Dropbox has purchased Reclaim.ai, a scheduling tool that uses artificial intelligence to boost productivity, popular with Google Calendar users. The privately held Reclaim announced the deal in a blog post that claims a global user base of over 43,000 companies and more than 320,000 people. Launched in 2019, Reclaim investors include Index Ventures and Calendly contributing to cash raise of more than $9.5 million to date. File-sharing app Drobox has been publicly traded since 2018 and has a current market cap of $7.92 billion. Financial terms of the deal have yet to be disclosed.

“We envisioned a world where the calendar was aware of our needs and priorities, where it was deeply integrated into the systems of record that describe what’s important, and where it could take action on our behalf to adapt to ever-changing conditions on the ground,” Reclaim.ai founders Henry Shapiro and Patrick Lightbody said in a blog post about the acquisition.

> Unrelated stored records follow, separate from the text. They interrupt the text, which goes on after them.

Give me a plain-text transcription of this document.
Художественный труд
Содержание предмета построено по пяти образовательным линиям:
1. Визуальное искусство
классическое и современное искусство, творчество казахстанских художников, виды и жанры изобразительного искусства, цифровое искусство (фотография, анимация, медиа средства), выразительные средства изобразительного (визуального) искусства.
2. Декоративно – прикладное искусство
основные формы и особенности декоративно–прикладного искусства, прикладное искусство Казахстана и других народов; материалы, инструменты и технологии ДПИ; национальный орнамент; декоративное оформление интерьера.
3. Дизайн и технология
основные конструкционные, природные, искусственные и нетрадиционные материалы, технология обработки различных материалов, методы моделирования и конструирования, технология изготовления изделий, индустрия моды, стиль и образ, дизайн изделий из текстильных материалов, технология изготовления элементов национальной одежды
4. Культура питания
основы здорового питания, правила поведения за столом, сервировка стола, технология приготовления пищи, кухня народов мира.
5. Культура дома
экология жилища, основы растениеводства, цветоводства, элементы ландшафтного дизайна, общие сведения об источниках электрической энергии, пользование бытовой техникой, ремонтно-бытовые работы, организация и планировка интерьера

Reclaim “integrates with Google Calendar, also lets users create different scheduling features, like booking links and the ability to automatically book times on schedule that would be optimal for all participants,” TechCrunch writes, noting that its competitors have included scheduling tools such as Calendly, Doodle and Clockwise.

Now that Microsoft Outlook has added Copilot integration and Google Calendar has incorporated Gemini, Reclaim and Dropbox will also be competing with them.

Reclaim said it “plans to introduce support for Outlook soon,” according to TechCrunch, which notes the company’s “entire team of  22 people” will be staying on at Dropbox.

“Reclaim.ai had a basic free tier for individual users, combined with plans for small teams that started at $8 per person per month” and “the company noted it is not changing its fees for now,” per TechCrunch, which indicates that in addition to a presumed Dropbox integration it will continue to be marketed as a discrete product.

Popular adoption of generative AI makes intricate and focused calendaring possible, writes SiliconANGLE, explaining that “by joining forces with Dropbox, users will get a calendar that not only understands what other people are doing but also what they’re involved with” because “generative AI makes it possible for you to just say what you need and can handle all the underlying work of scheduling for you.”

Recent acquisitions by Dropbox “include paying $95 million for form management platform FormSwift in 2022,” the 2021 purchases of  document-sharing firm DocSend and search outfit Command E in 2021, reports GeekWire.